At 18 he received his Master’s Degree and entered the Seminary of St. Sulpice in Paris the following year. When both his parents died within a year, John, the eldest child, returned home to care for his four brothers and two sisters.
John was 27 when ordained a priest. Two years later, he earned a doctorate at the University of Rheims. As a priest from a wealthy family, he was given a prestigious position at the Cathedral of Rheims. But he could not ignore the hunger, ignorance and despair of the poor.

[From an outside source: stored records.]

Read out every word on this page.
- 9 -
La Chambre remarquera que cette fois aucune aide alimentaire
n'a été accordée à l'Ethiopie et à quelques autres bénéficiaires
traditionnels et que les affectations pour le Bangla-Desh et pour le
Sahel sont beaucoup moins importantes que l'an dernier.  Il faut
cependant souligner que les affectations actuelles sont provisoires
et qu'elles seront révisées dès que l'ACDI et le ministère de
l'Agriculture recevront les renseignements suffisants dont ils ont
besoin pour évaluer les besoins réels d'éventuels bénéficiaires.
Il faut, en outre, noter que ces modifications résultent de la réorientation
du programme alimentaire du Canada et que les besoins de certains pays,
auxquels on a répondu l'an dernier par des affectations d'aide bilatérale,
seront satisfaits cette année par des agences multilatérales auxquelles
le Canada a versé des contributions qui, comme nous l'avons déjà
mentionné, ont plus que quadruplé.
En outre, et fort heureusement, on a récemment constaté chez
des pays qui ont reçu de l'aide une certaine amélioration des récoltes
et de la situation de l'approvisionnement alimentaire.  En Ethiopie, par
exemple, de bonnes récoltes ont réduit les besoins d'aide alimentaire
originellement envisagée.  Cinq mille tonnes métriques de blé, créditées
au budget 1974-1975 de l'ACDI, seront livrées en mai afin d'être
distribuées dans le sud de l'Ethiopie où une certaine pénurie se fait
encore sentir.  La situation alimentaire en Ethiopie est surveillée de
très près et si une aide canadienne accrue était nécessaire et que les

The attitude of the time was that poor people didn’t need to know how to read and write. La Salle defied tradition and devoted forty of his sixty-eight years to providing a free education for the poor. He founded the Christian Brothers, an order devoted to teaching teachers how to teach. The Christian Brothers, without pay devoted themselves to teaching the poor. These teachers are among the most remarkable the world has seen. La Salle and his teachers pledged themselves to organize schools of free instruction even if they had to beg or live on bread alone to accomplish their goal. Through religious instruction and virtuous example, the Christian Brothers raised the moral level of the working classes. These schools for the poor were so popular that parents who could afford to pay for instructions, sent their children to schools intended for the poor.
Before La Salle, teachers were shown little respect. Many were poor, inefficient laymen who held two jobs. The Christian Brothers were the first to give serious attention to training teachers. They became the model for many other teaching congregations of men and women, and played an important role in the progress of public elementary education in Catholic countries.

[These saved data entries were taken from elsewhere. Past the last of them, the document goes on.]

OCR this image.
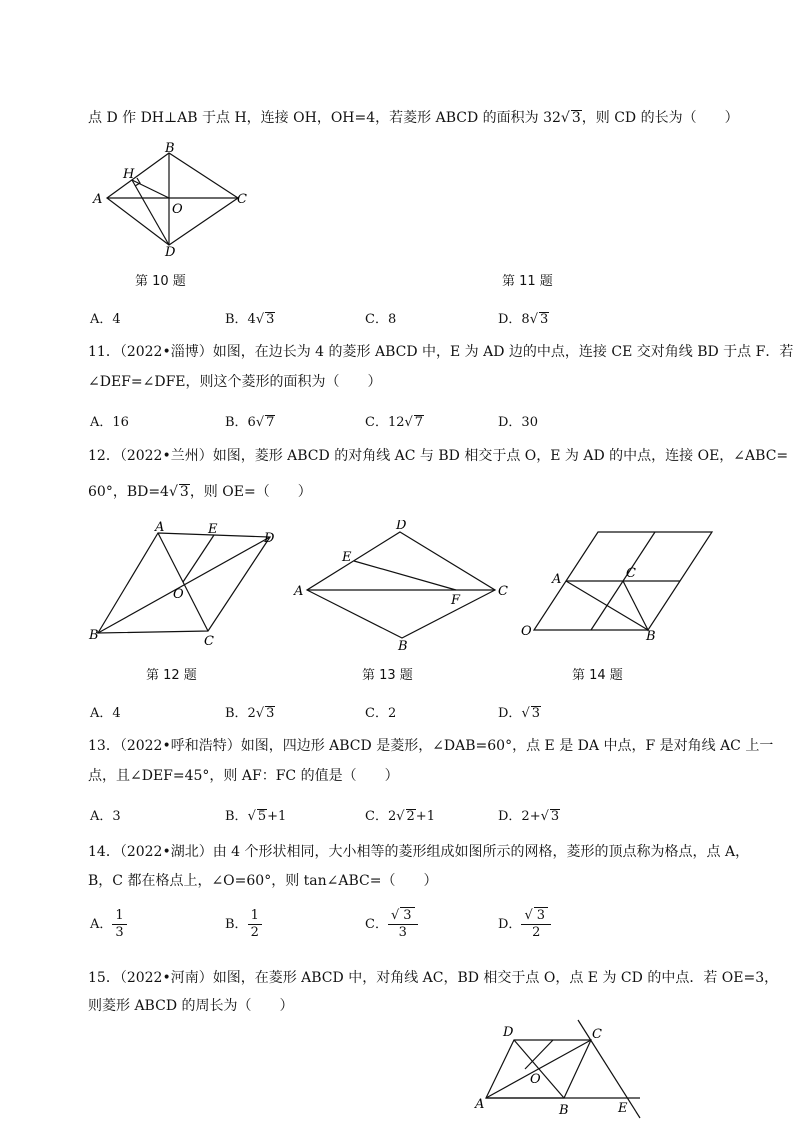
点 D 作 DH⊥AB 于点 H，连接 OH，OH=4，若菱形 ABCD 的面积为 32√ 3，则 CD 的长为（　　）
A
B
C
D
H
O
第 10 题	第 11 题
A．4	B．4√ 3	C．8	D．8√ 3
11．（2022•淄博）如图，在边长为 4 的菱形 ABCD 中，E 为 AD 边的中点，连接 CE 交对角线 BD 于点 F．若
∠DEF=∠DFE，则这个菱形的面积为（　　）
A．16	B．6√ 7	C．12√ 7	D．30
12．（2022•兰州）如图，菱形 ABCD 的对角线 AC 与 BD 相交于点 O，E 为 AD 的中点，连接 OE，∠ABC=
60°，BD=4√ 3，则 OE=（　　）
A	E
D
O
B	C
D
E
A
F
C
B
A	C
O	B
第 12 题	第 13 题	第 14 题
A．4	B．2√ 3	C．2	D．√ 3
13．（2022•呼和浩特）如图，四边形 ABCD 是菱形，∠DAB=60°，点 E 是 DA 中点，F 是对角线 AC 上一
点，且∠DEF=45°，则 AF：FC 的值是（　　）
A．3	B．√ 5+1	C．2√ 2+1	D．2+√ 3
14．（2022•湖北）由 4 个形状相同，大小相等的菱形组成如图所示的网格，菱形的顶点称为格点，点 A，
B，C 都在格点上，∠O=60°，则 tan∠ABC=（　　）
A． $\frac{1}{3}$	B． $\frac{1}{2}$	C． $\frac{√ 3}{3}$	D． $\frac{√ 3}{2}$
15．（2022•河南）如图，在菱形 ABCD 中，对角线 AC，BD 相交于点 O，点 E 为 CD 的中点．若 OE=3，
则菱形 ABCD 的周长为（　　）
D	C
O
A	B	E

La Salle established all levels of institutions for educating the young: a normal school for the Christian Brothers, four for training teachers in general, three practice schools, 33 primary schools and technical schools. He founded secondary schools for modern languages, art and science, and technical schools. He founded the first reformatory schools, and his humane and understanding treatment was centuries ahead of contemporary methods of dealing with young delinquents. He organized Sunday Schools for working boys who couldn’t attend classes on weekdays.
His program consisted of the three R’s, plus spelling and catechism. Math was taught by reason not by rote. To counteract the noise and confusion that was coming to classrooms of the day, he insisted on silence for good conduct and concentration.
Of his many innovations, the two most important reforms in education were group instruction and teaching French, rather than Latin. La Salle said it was far more important and useful to be able to teach French, it was also easier for children to learn and understand.
In contrast to his background, La Salle’s tastes and manners of living were Spartan. He imposed strict discipline and severe penance upon himself. To fulfill his mission to teaching, he renounced his riches. During a famine in 1684, he sold his property and gave the money to the poor. He died on Good Friday in 1719. In 1900, Pope Leo XIII canonized him a saint, and in 1950, Pope Pius XII declared him patron of all teachers of children and youth.